Pergunto a Daniela Lopes, 19, uma das estagiárias do Centro de Informações, se os turistas mostram-se insatisfeitos com alguma coisa, ela responde: “A satisfação total é algo muito difícil, mas a maioria dos turistas é previamente preparada pelas agências de viagem em relação à nossa realidade e isso os ajuda a não ficarem tão chocados com as nossas deficiências”. Marli Abreu é de Fortaleza e da última vez que veio ao Recife, o mercado ainda não havia sido reformado. Ela elogiou a mudança, mas como cuidar só da aparência não garante a saúde de um corpo, quais as cirurgias pelas quais o senhor mercado deve se submeter para se manter forte por mais anos?

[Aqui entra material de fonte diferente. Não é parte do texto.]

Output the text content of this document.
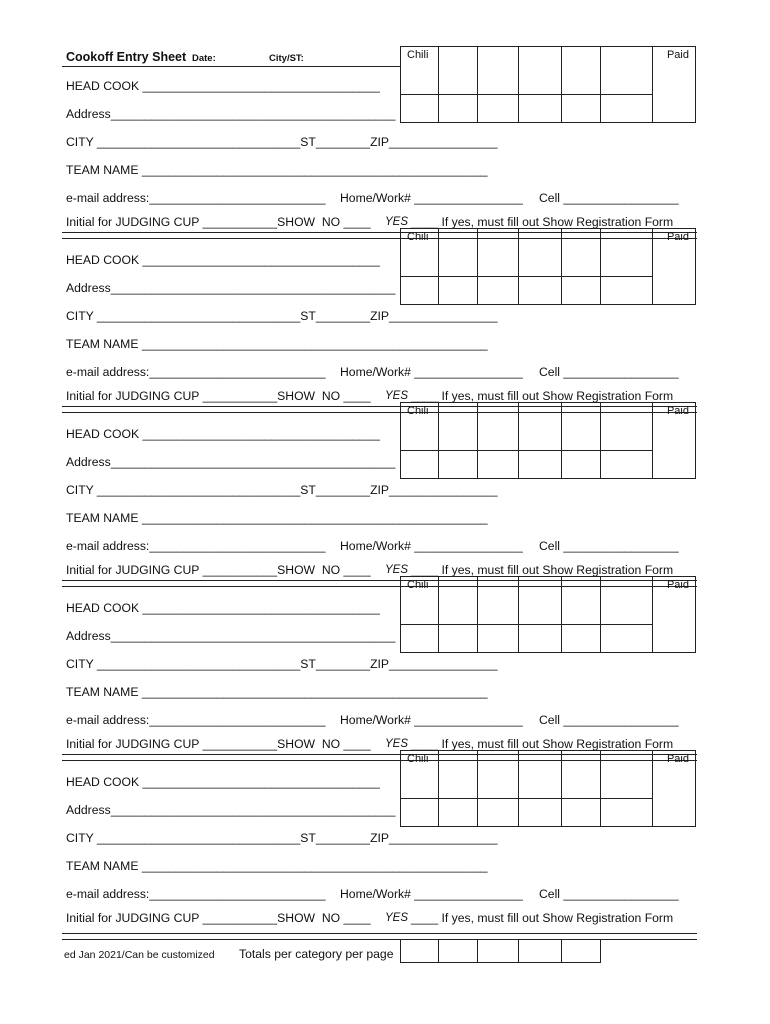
Cookoff Entry Sheet Date:	City/ST:
HEAD COOK ___________________________________
Address__________________________________________
CITY ______________________________ST________ZIP________________
TEAM NAME ___________________________________________________
e-mail address:__________________________ Home/Work# ________________ Cell _________________
Initial for JUDGING CUP ___________SHOW  NO ____ YES ____ If yes, must fill out Show Registration Form
Chili						Paid

HEAD COOK ___________________________________
Address__________________________________________
CITY ______________________________ST________ZIP________________
TEAM NAME ___________________________________________________
e-mail address:__________________________ Home/Work# ________________ Cell _________________
Initial for JUDGING CUP ___________SHOW  NO ____ YES ____ If yes, must fill out Show Registration Form
Chili						Paid

HEAD COOK ___________________________________
Address__________________________________________
CITY ______________________________ST________ZIP________________
TEAM NAME ___________________________________________________
e-mail address:__________________________ Home/Work# ________________ Cell _________________
Initial for JUDGING CUP ___________SHOW  NO ____ YES ____ If yes, must fill out Show Registration Form
Chili						Paid

HEAD COOK ___________________________________
Address__________________________________________
CITY ______________________________ST________ZIP________________
TEAM NAME ___________________________________________________
e-mail address:__________________________ Home/Work# ________________ Cell _________________
Initial for JUDGING CUP ___________SHOW  NO ____ YES ____ If yes, must fill out Show Registration Form
Chili						Paid

HEAD COOK ___________________________________
Address__________________________________________
CITY ______________________________ST________ZIP________________
TEAM NAME ___________________________________________________
e-mail address:__________________________ Home/Work# ________________ Cell _________________
Initial for JUDGING CUP ___________SHOW  NO ____ YES ____ If yes, must fill out Show Registration Form
Chili						Paid

ed Jan 2021/Can be customized Totals per category per page
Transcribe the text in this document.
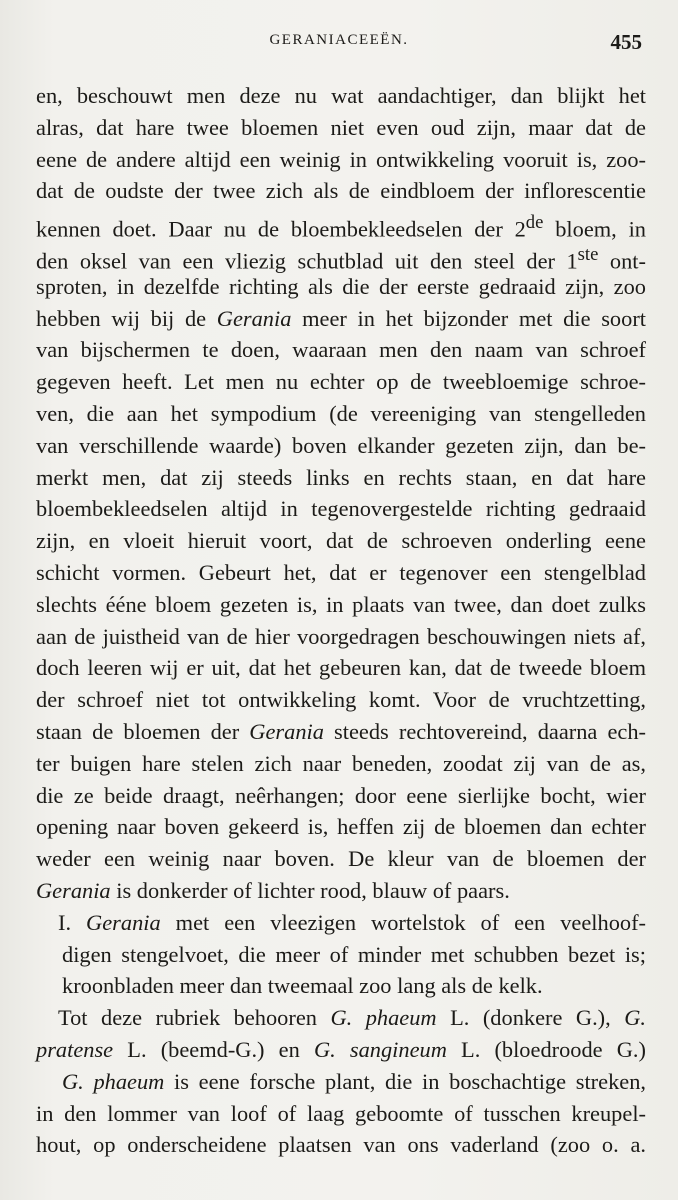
GERANIACEEËN.	455
en, beschouwt men deze nu wat aandachtiger, dan blijkt het
alras, dat hare twee bloemen niet even oud zijn, maar dat de
eene de andere altijd een weinig in ontwikkeling vooruit is, zoo-
dat de oudste der twee zich als de eindbloem der inflorescentie
kennen doet. Daar nu de bloembekleedselen der 2de bloem, in
den oksel van een vliezig schutblad uit den steel der 1ste ont-
sproten, in dezelfde richting als die der eerste gedraaid zijn, zoo
hebben wij bij de Gerania meer in het bijzonder met die soort
van bijschermen te doen, waaraan men den naam van schroef
gegeven heeft. Let men nu echter op de tweebloemige schroe-
ven, die aan het sympodium (de vereeniging van stengelleden
van verschillende waarde) boven elkander gezeten zijn, dan be-
merkt men, dat zij steeds links en rechts staan, en dat hare
bloembekleedselen altijd in tegenovergestelde richting gedraaid
zijn, en vloeit hieruit voort, dat de schroeven onderling eene
schicht vormen. Gebeurt het, dat er tegenover een stengelblad
slechts ééne bloem gezeten is, in plaats van twee, dan doet zulks
aan de juistheid van de hier voorgedragen beschouwingen niets af,
doch leeren wij er uit, dat het gebeuren kan, dat de tweede bloem
der schroef niet tot ontwikkeling komt. Voor de vruchtzetting,
staan de bloemen der Gerania steeds rechtovereind, daarna ech-
ter buigen hare stelen zich naar beneden, zoodat zij van de as,
die ze beide draagt, neêrhangen; door eene sierlijke bocht, wier
opening naar boven gekeerd is, heffen zij de bloemen dan echter
weder een weinig naar boven. De kleur van de bloemen der
Gerania is donkerder of lichter rood, blauw of paars.
I. Gerania met een vleezigen wortelstok of een veelhoof-
digen stengelvoet, die meer of minder met schubben bezet is;
kroonbladen meer dan tweemaal zoo lang als de kelk.
Tot deze rubriek behooren G. phaeum L. (donkere G.), G.
pratense L. (beemd-G.) en G. sangineum L. (bloedroode G.)
G. phaeum is eene forsche plant, die in boschachtige streken,
in den lommer van loof of laag geboomte of tusschen kreupel-
hout, op onderscheidene plaatsen van ons vaderland (zoo o. a.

O economista e consultor de marketing Paulo Barreto identifica as principais reformas que deveriam ser feitas: padronização dos setores e boxes, separando-os por modalidade de venda e produtos, no intuito de melhorar a circulação de pessoas e a visualização das mercadorias. Para tornar o ambiente mais agradável, reduzir a poluição sonora e visual interna e ao redor do mercado e transferir a área de alimentos perecíveis, sobretudo peixes e frutos do mar, emissores de odores e resíduos orgânicos, para o ambiente externo ao mercado. Em relação ao lixo, o consultor recomenda rigorosa fiscalização e a implantação de campanhas educativas em prol da coleta seletiva. Paulo Barreto sugere idéias inovadoras como a criação de uma área externa para eventos, como, por exemplo, desfile de moda com artigos de sulanca, implantação de um bondinho de época ligando o Bairro do Recife ao mercado e a implantação de um cartão fidelidade com a função de cartão de crédito, possibilitando descontos especiais para consumo no mercado e no entorno. Para atrair o turista, Paulo Barreto indica a divulgação da nova imagem do estabelecimento em outras regiões, e a criação de estímulos, como um cupom de visitação que daria ao visitante o direito de obter descontos na compra das mercadorias.
O diagnóstico está aí, as soluções também, basta que a administração do estabelecimento abra os olhos para cada uma delas e tome as devidas providências. Este senhor, o Mercado do bairro de São José, figura tão importante em nossa cidade, pede socorro discretamente, mas não silenciosamente.